I watched him leave across the grass, and figured it was time to get going myself, now that everyone else had departed. Julie walked up behind me and took my hand. “What do you think?” she asked. “Happy ending?”
“No chance. You don’t get happy endings. It never stays the end for long enough. But I’ll take happy. Happy for a while, since it’s on offer.”
“Coffee?”
&nb
sp; I shook my head. “I’ve had enough coffee to last me a month. Beer would be good. I’d like a beer.”
“Beer it is. And then, since I’ve waited patiently, you can tell me what your name is.”

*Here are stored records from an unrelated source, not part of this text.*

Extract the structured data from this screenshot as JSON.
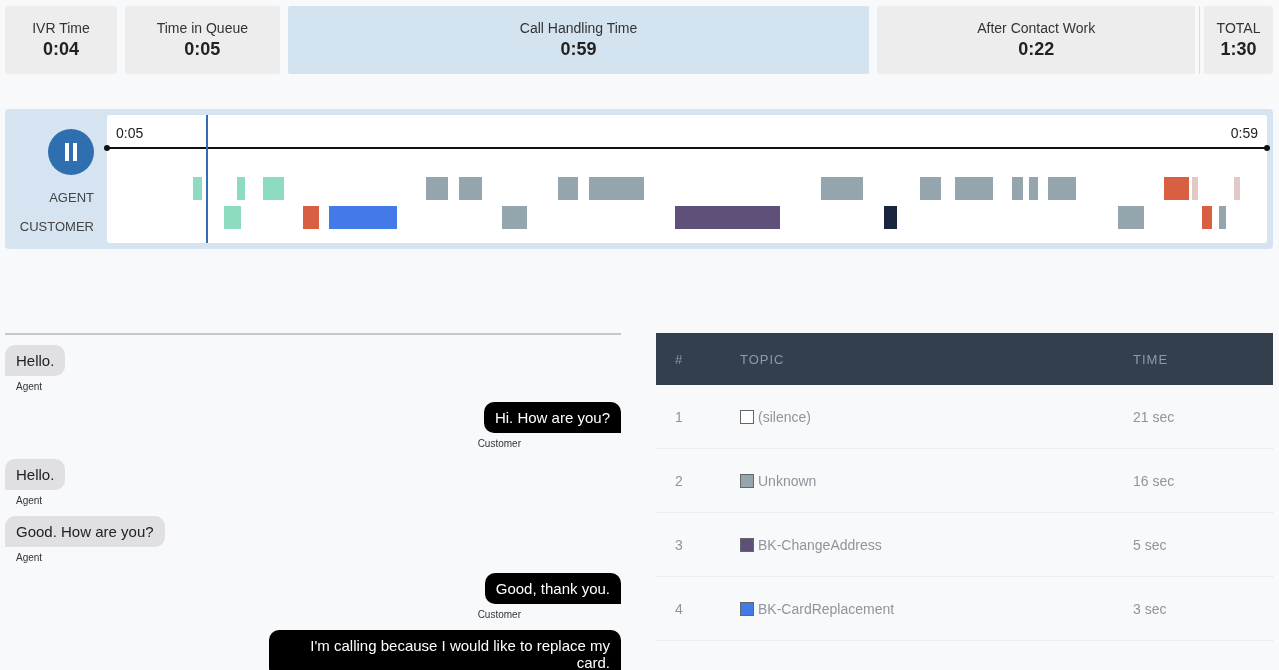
{
  "summary": [
    {
      "label": "IVR Time",
      "value": "0:04",
      "selected": false
    },
    {
      "label": "Time in Queue",
      "value": "0:05",
      "selected": false
    },
    {
      "label": "Call Handling Time",
      "value": "0:59",
      "selected": true
    },
    {
      "label": "After Contact Work",
      "value": "0:22",
      "selected": false
    },
    {
      "label": "TOTAL",
      "value": "1:30",
      "selected": false
    }
  ],
  "player": {
    "playing": true,
    "start": "0:05",
    "end": "0:59",
    "level": 0.085,
    "lanes": [
      {
        "label": "AGENT",
        "segments": [
          {
            "color": "#8ddcc0"
          },
          {
            "color": "#8ddcc0"
          },
          {
            "color": "#8ddcc0"
          },
          {
            "color": "#95a5ae"
          },
          {
            "color": "#95a5ae"
          },
          {
            "color": "#95a5ae"
          },
          {
            "color": "#95a5ae"
          },
          {
            "color": "#95a5ae"
          },
          {
            "color": "#95a5ae"
          },
          {
            "color": "#95a5ae"
          },
          {
            "color": "#95a5ae"
          },
          {
            "color": "#95a5ae"
          },
          {
            "color": "#95a5ae"
          },
          {
            "color": "#d95f43"
          },
          {
            "color": "#e3c8c8"
          },
          {
            "color": "#e3c8c8"
          }
        ]
      },
      {
        "label": "CUSTOMER",
        "segments": [
          {
            "color": "#8ddcc0"
          },
          {
            "color": "#d95f43"
          },
          {
            "color": "#4479e8"
          },
          {
            "color": "#95a5ae"
          },
          {
            "color": "#5e5079"
          },
          {
            "color": "#1a2540"
          },
          {
            "color": "#95a5ae"
          },
          {
            "color": "#d95f43"
          },
          {
            "color": "#95a5ae"
          }
        ]
      }
    ]
  },
  "transcript": [
    {
      "kind": "agent",
      "text": "Hello.",
      "label": "Agent"
    },
    {
      "kind": "customer",
      "text": "Hi. How are you?",
      "label": "Customer"
    },
    {
      "kind": "agent",
      "text": "Hello.",
      "label": "Agent"
    },
    {
      "kind": "agent",
      "text": "Good. How are you?",
      "label": "Agent"
    },
    {
      "kind": "customer",
      "text": "Good, thank you.",
      "label": "Customer"
    },
    {
      "kind": "customer",
      "text": "I'm calling because I would like to replace my card."
    }
  ],
  "topics": {
    "columns": [
      "#",
      "TOPIC",
      "TIME"
    ],
    "rows": [
      {
        "num": "1",
        "topic": "(silence)",
        "time": "21 sec",
        "color": "#ffffff"
      },
      {
        "num": "2",
        "topic": "Unknown",
        "time": "16 sec",
        "color": "#95a5ae"
      },
      {
        "num": "3",
        "topic": "BK-ChangeAddress",
        "time": "5 sec",
        "color": "#5e5079"
      },
      {
        "num": "4",
        "topic": "BK-CardReplacement",
        "time": "3 sec",
        "color": "#4479e8"
      }
    ]
  }
}
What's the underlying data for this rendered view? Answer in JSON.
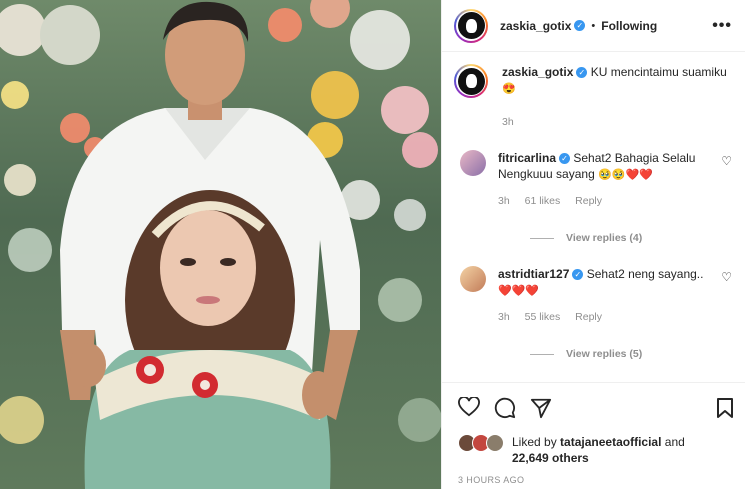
{
  "post": {
    "username": "zaskia_gotix",
    "follow_status": "Following",
    "more_icon": "more-options-icon"
  },
  "caption": {
    "username": "zaskia_gotix",
    "text": "KU mencintaimu suamiku",
    "emoji": "😍",
    "time": "3h"
  },
  "comments": [
    {
      "username": "fitricarlina",
      "text": "Sehat2 Bahagia Selalu Nengkuuu sayang",
      "emoji": "🥹🥹❤️❤️",
      "time": "3h",
      "likes": "61 likes",
      "reply": "Reply",
      "view_replies": "View replies (4)"
    },
    {
      "username": "astridtiar127",
      "text": "Sehat2 neng sayang..",
      "emoji": "❤️❤️❤️",
      "time": "3h",
      "likes": "55 likes",
      "reply": "Reply",
      "view_replies": "View replies (5)"
    }
  ],
  "actions": {
    "liked_by_prefix": "Liked by",
    "liked_by_user": "tatajaneetaofficial",
    "liked_by_and": "and",
    "liked_by_count": "22,649 others",
    "timestamp": "3 HOURS AGO"
  },
  "colors": {
    "verified": "#3897f0",
    "heart": "#ed4956",
    "muted": "#8e8e8e"
  }
}
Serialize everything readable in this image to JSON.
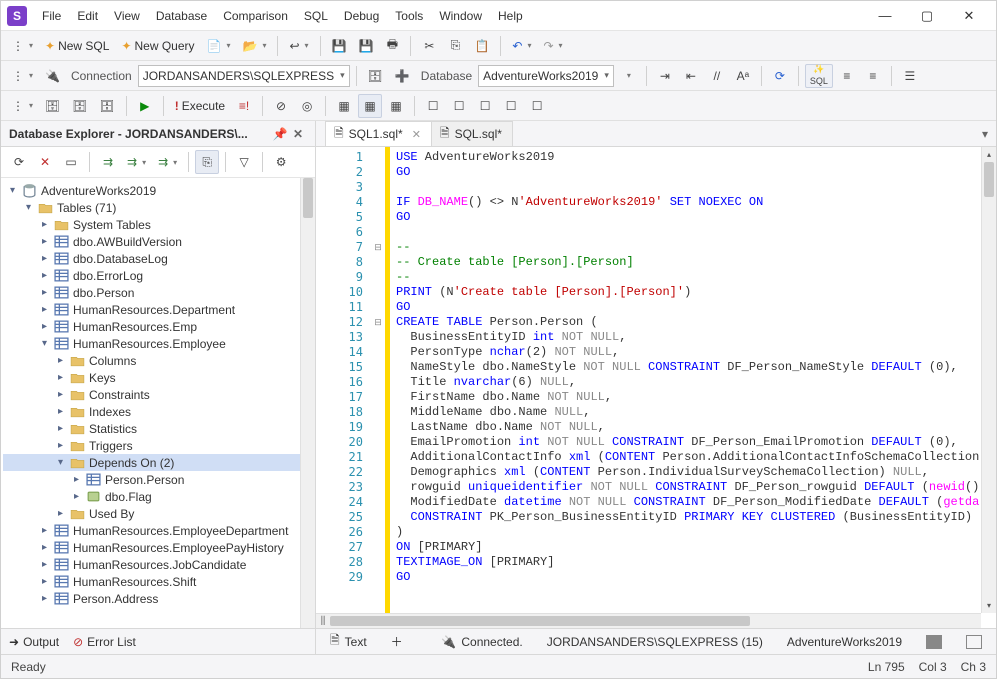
{
  "menu": [
    "File",
    "Edit",
    "View",
    "Database",
    "Comparison",
    "SQL",
    "Debug",
    "Tools",
    "Window",
    "Help"
  ],
  "toolbar1": {
    "newsql": "New SQL",
    "newquery": "New Query"
  },
  "toolbar2": {
    "connection_label": "Connection",
    "connection_value": "JORDANSANDERS\\SQLEXPRESS",
    "database_label": "Database",
    "database_value": "AdventureWorks2019",
    "sql_btn": "SQL"
  },
  "toolbar3": {
    "execute": "Execute"
  },
  "explorer": {
    "title": "Database Explorer - JORDANSANDERS\\...",
    "root": "AdventureWorks2019",
    "tables_label": "Tables (71)",
    "items": [
      "System Tables",
      "dbo.AWBuildVersion",
      "dbo.DatabaseLog",
      "dbo.ErrorLog",
      "dbo.Person",
      "HumanResources.Department",
      "HumanResources.Emp",
      "HumanResources.Employee"
    ],
    "employee_children": [
      "Columns",
      "Keys",
      "Constraints",
      "Indexes",
      "Statistics",
      "Triggers"
    ],
    "depends_label": "Depends On (2)",
    "depends_children": [
      "Person.Person",
      "dbo.Flag"
    ],
    "used_by": "Used By",
    "rest": [
      "HumanResources.EmployeeDepartment",
      "HumanResources.EmployeePayHistory",
      "HumanResources.JobCandidate",
      "HumanResources.Shift",
      "Person.Address"
    ]
  },
  "tabs": {
    "t1": "SQL1.sql*",
    "t2": "SQL.sql*"
  },
  "code_lines": {
    "start": 1,
    "lines": [
      {
        "t": "<span class='kw'>USE</span> AdventureWorks2019"
      },
      {
        "t": "<span class='kw'>GO</span>"
      },
      {
        "t": ""
      },
      {
        "t": "<span class='kw'>IF</span> <span class='fn'>DB_NAME</span>() &lt;&gt; N<span class='str'>'AdventureWorks2019'</span> <span class='kw'>SET</span> <span class='kw'>NOEXEC</span> <span class='kw'>ON</span>"
      },
      {
        "t": "<span class='kw'>GO</span>"
      },
      {
        "t": ""
      },
      {
        "t": "<span class='cmt'>--</span>"
      },
      {
        "t": "<span class='cmt'>-- Create table [Person].[Person]</span>"
      },
      {
        "t": "<span class='cmt'>--</span>"
      },
      {
        "t": "<span class='kw'>PRINT</span> (N<span class='str'>'Create table [Person].[Person]'</span>)"
      },
      {
        "t": "<span class='kw'>GO</span>"
      },
      {
        "t": "<span class='kw'>CREATE</span> <span class='kw'>TABLE</span> Person.Person ("
      },
      {
        "t": "  BusinessEntityID <span class='kw'>int</span> <span class='gray'>NOT NULL</span>,"
      },
      {
        "t": "  PersonType <span class='kw'>nchar</span>(2) <span class='gray'>NOT NULL</span>,"
      },
      {
        "t": "  NameStyle dbo.NameStyle <span class='gray'>NOT NULL</span> <span class='kw'>CONSTRAINT</span> DF_Person_NameStyle <span class='kw'>DEFAULT</span> (0),"
      },
      {
        "t": "  Title <span class='kw'>nvarchar</span>(6) <span class='gray'>NULL</span>,"
      },
      {
        "t": "  FirstName dbo.Name <span class='gray'>NOT NULL</span>,"
      },
      {
        "t": "  MiddleName dbo.Name <span class='gray'>NULL</span>,"
      },
      {
        "t": "  LastName dbo.Name <span class='gray'>NOT NULL</span>,"
      },
      {
        "t": "  EmailPromotion <span class='kw'>int</span> <span class='gray'>NOT NULL</span> <span class='kw'>CONSTRAINT</span> DF_Person_EmailPromotion <span class='kw'>DEFAULT</span> (0),"
      },
      {
        "t": "  AdditionalContactInfo <span class='kw'>xml</span> (<span class='kw'>CONTENT</span> Person.AdditionalContactInfoSchemaCollection"
      },
      {
        "t": "  Demographics <span class='kw'>xml</span> (<span class='kw'>CONTENT</span> Person.IndividualSurveySchemaCollection) <span class='gray'>NULL</span>,"
      },
      {
        "t": "  rowguid <span class='kw'>uniqueidentifier</span> <span class='gray'>NOT NULL</span> <span class='kw'>CONSTRAINT</span> DF_Person_rowguid <span class='kw'>DEFAULT</span> (<span class='fn'>newid</span>()"
      },
      {
        "t": "  ModifiedDate <span class='kw'>datetime</span> <span class='gray'>NOT NULL</span> <span class='kw'>CONSTRAINT</span> DF_Person_ModifiedDate <span class='kw'>DEFAULT</span> (<span class='fn'>getda</span>"
      },
      {
        "t": "  <span class='kw'>CONSTRAINT</span> PK_Person_BusinessEntityID <span class='kw'>PRIMARY</span> <span class='kw'>KEY</span> <span class='kw'>CLUSTERED</span> (BusinessEntityID)"
      },
      {
        "t": ")"
      },
      {
        "t": "<span class='kw'>ON</span> [PRIMARY]"
      },
      {
        "t": "<span class='kw'>TEXTIMAGE_ON</span> [PRIMARY]"
      },
      {
        "t": "<span class='kw'>GO</span>"
      }
    ]
  },
  "editor_status": {
    "text": "Text",
    "connected": "Connected.",
    "server": "JORDANSANDERS\\SQLEXPRESS (15)",
    "db": "AdventureWorks2019"
  },
  "bottom_tabs": {
    "output": "Output",
    "errors": "Error List"
  },
  "status": {
    "ready": "Ready",
    "ln": "Ln 795",
    "col": "Col 3",
    "ch": "Ch 3"
  }
}
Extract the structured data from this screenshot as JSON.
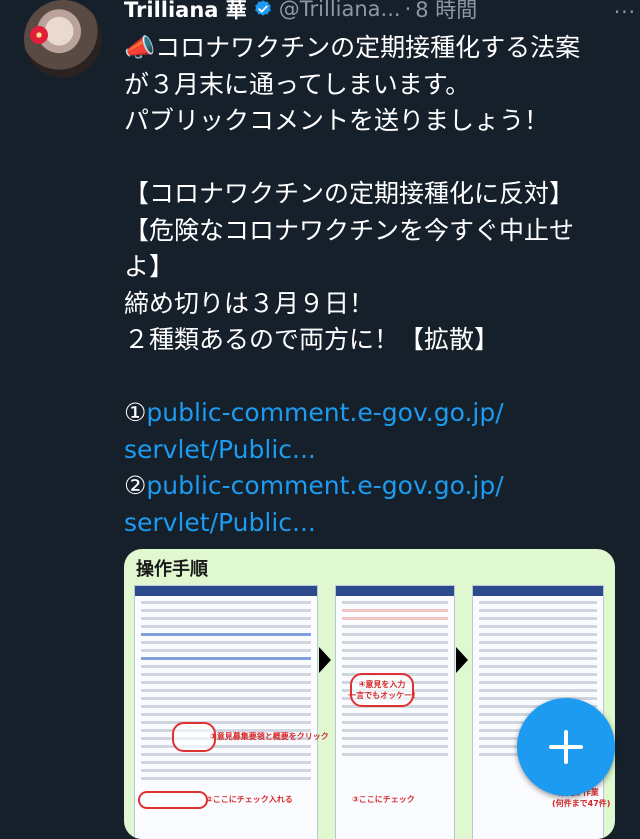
{
  "header": {
    "name": "Trilliana 華",
    "handle": "@Trilliana...",
    "separator": "·",
    "time": "8 時間",
    "more": "···"
  },
  "tweet": {
    "lines": [
      "📣コロナワクチンの定期接種化する法案",
      "が３月末に通ってしまいます。",
      "パブリックコメントを送りましょう！",
      "",
      "【コロナワクチンの定期接種化に反対】",
      "【危険なコロナワクチンを今すぐ中止せ",
      "よ】",
      "締め切りは３月９日！",
      "２種類あるので両方に！【拡散】",
      ""
    ],
    "link1_marker": "①",
    "link1_line1": "public-comment.e-gov.go.jp/",
    "link1_line2": "servlet/Public...",
    "link2_marker": "②",
    "link2_line1": "public-comment.e-gov.go.jp/",
    "link2_line2": "servlet/Public..."
  },
  "card": {
    "title": "操作手順",
    "annotation1": "①意見募集要領と概要をクリック",
    "annotation2": "②ここにチェック入れる",
    "annotation3": "④意見を入力\n一言でもオッケー!",
    "annotation4": "③ここにチェック",
    "annotation5": "⑤意見が作業\n(何件まで47件)"
  },
  "fab": {
    "icon": "plus-icon"
  },
  "colors": {
    "background": "#15202b",
    "link": "#1d9bf0",
    "muted": "#8b98a5",
    "verified": "#1d9bf0"
  }
}
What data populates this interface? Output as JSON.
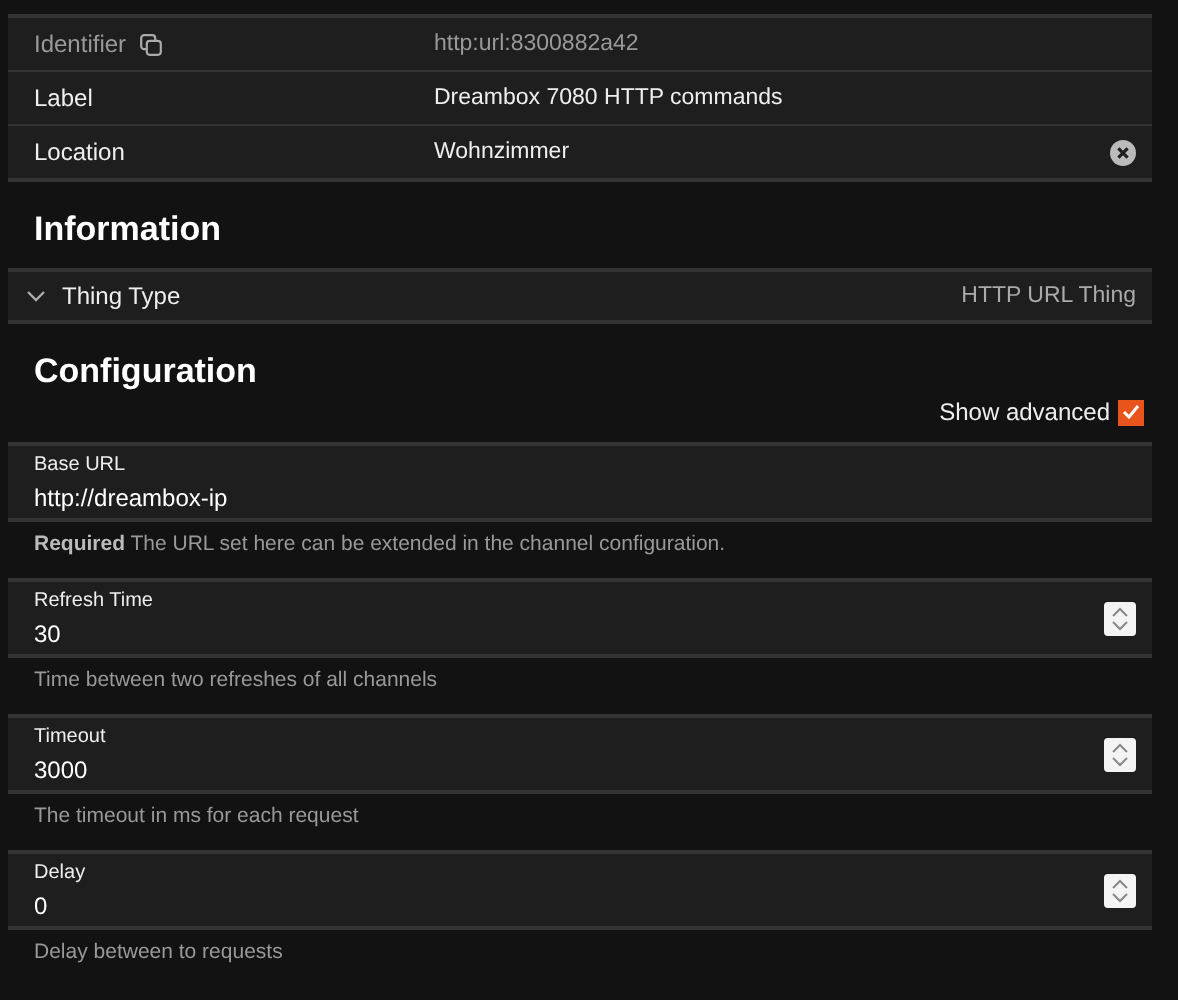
{
  "properties": [
    {
      "label": "Identifier",
      "value": "http:url:8300882a42",
      "muted": true,
      "kind": "copy"
    },
    {
      "label": "Label",
      "value": "Dreambox 7080 HTTP commands",
      "muted": false,
      "kind": "plain"
    },
    {
      "label": "Location",
      "value": "Wohnzimmer",
      "muted": false,
      "kind": "clear"
    }
  ],
  "information": {
    "title": "Information",
    "thing_type": {
      "label": "Thing Type",
      "value": "HTTP URL Thing",
      "expanded": false
    }
  },
  "configuration": {
    "title": "Configuration",
    "show_advanced": {
      "label": "Show advanced",
      "checked": true
    },
    "fields": [
      {
        "kind": "text",
        "label": "Base URL",
        "value": "http://dreambox-ip",
        "hint": "**Required** The URL set here can be extended in the channel configuration."
      },
      {
        "kind": "number",
        "label": "Refresh Time",
        "value": "30",
        "hint": "Time between two refreshes of all channels"
      },
      {
        "kind": "number",
        "label": "Timeout",
        "value": "3000",
        "hint": "The timeout in ms for each request"
      },
      {
        "kind": "number",
        "label": "Delay",
        "value": "0",
        "hint": "Delay between to requests"
      }
    ]
  }
}
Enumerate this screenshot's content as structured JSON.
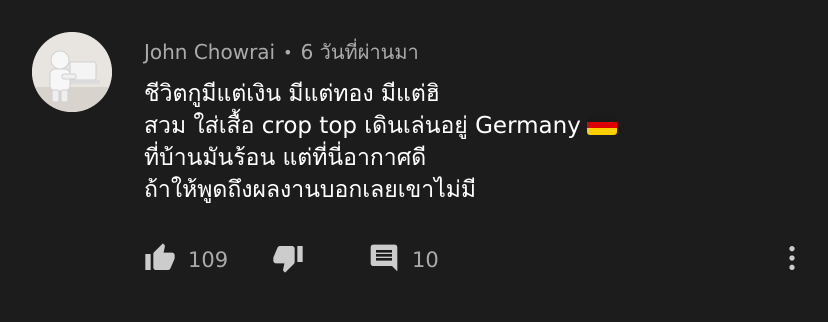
{
  "comment": {
    "author": "John Chowrai",
    "separator": "•",
    "time": "6 วันที่ผ่านมา",
    "lines": [
      "ชีวิตกูมีแต่เงิน มีแต่ทอง มีแต่ฮิ",
      "สวม ใส่เสื้อ crop top เดินเล่นอยู่ Germany",
      "ที่บ้านมันร้อน แต่ที่นี่อากาศดี",
      "ถ้าให้พูดถึงผลงานบอกเลยเขาไม่มี"
    ],
    "flag_icon": "germany-flag",
    "like_count": "109",
    "reply_count": "10"
  },
  "colors": {
    "background": "#1c1c1c",
    "text_primary": "#ffffff",
    "text_secondary": "#aaaaaa",
    "icon": "#cccccc"
  },
  "icons": {
    "like": "thumbs-up-icon",
    "dislike": "thumbs-down-icon",
    "reply": "comment-icon",
    "menu": "more-vertical-icon"
  }
}
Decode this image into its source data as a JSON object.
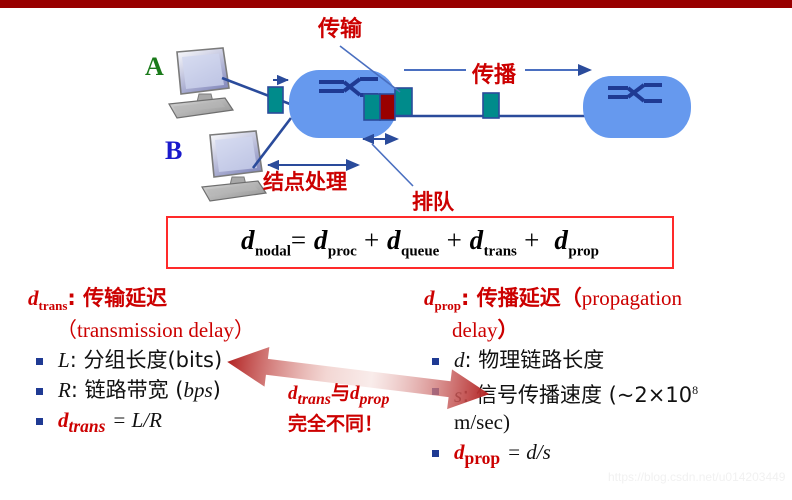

“My name is Malachi. What you really want to know is why my name is Malachi. And in return you can tell me what the hell you and Tabbris were doing working together.”
“Deal. Come on, let’s go. Let’s be happy.”
Chapter twenty-nine
I stood in Becky’s old apartment. Arabella wandered round, nudging aside some of the clutter with her boot, picking up stuff from shelves and inspecting it.
“What do you think?” I asked her.
“It’s nice,” she said.
“But?”
“But I can’t pay you market rent for a place like this, and I don’t want any pity. I screwed up, I’ll deal with it. Anyway, me and Becky – well, you know what me and Becky were like. I rubbed her up the wrong way.”
“She liked you,” I told her. “But it took time for Becky to get the hang of people. She never knew you long enough. Hell, it took two years before she even smiled at me. Up until then, I swear she was overcharging me for stuff.”
“Good to know. Hopefully we’d have clicked eventually. Still, the money’s a problem. I’m going to try some new lines of work, see what suits me. Stop being angry for a bit. I didn’t used to be so angry.”
“We both know why you were angry for so long. But you’re right, a change would do you good. Anything in mind?”
“Not yet. Zack said I could hang around with him. Minimum wage, naturally, but I’d get to meet some new people. See what they do. Get some ideas.”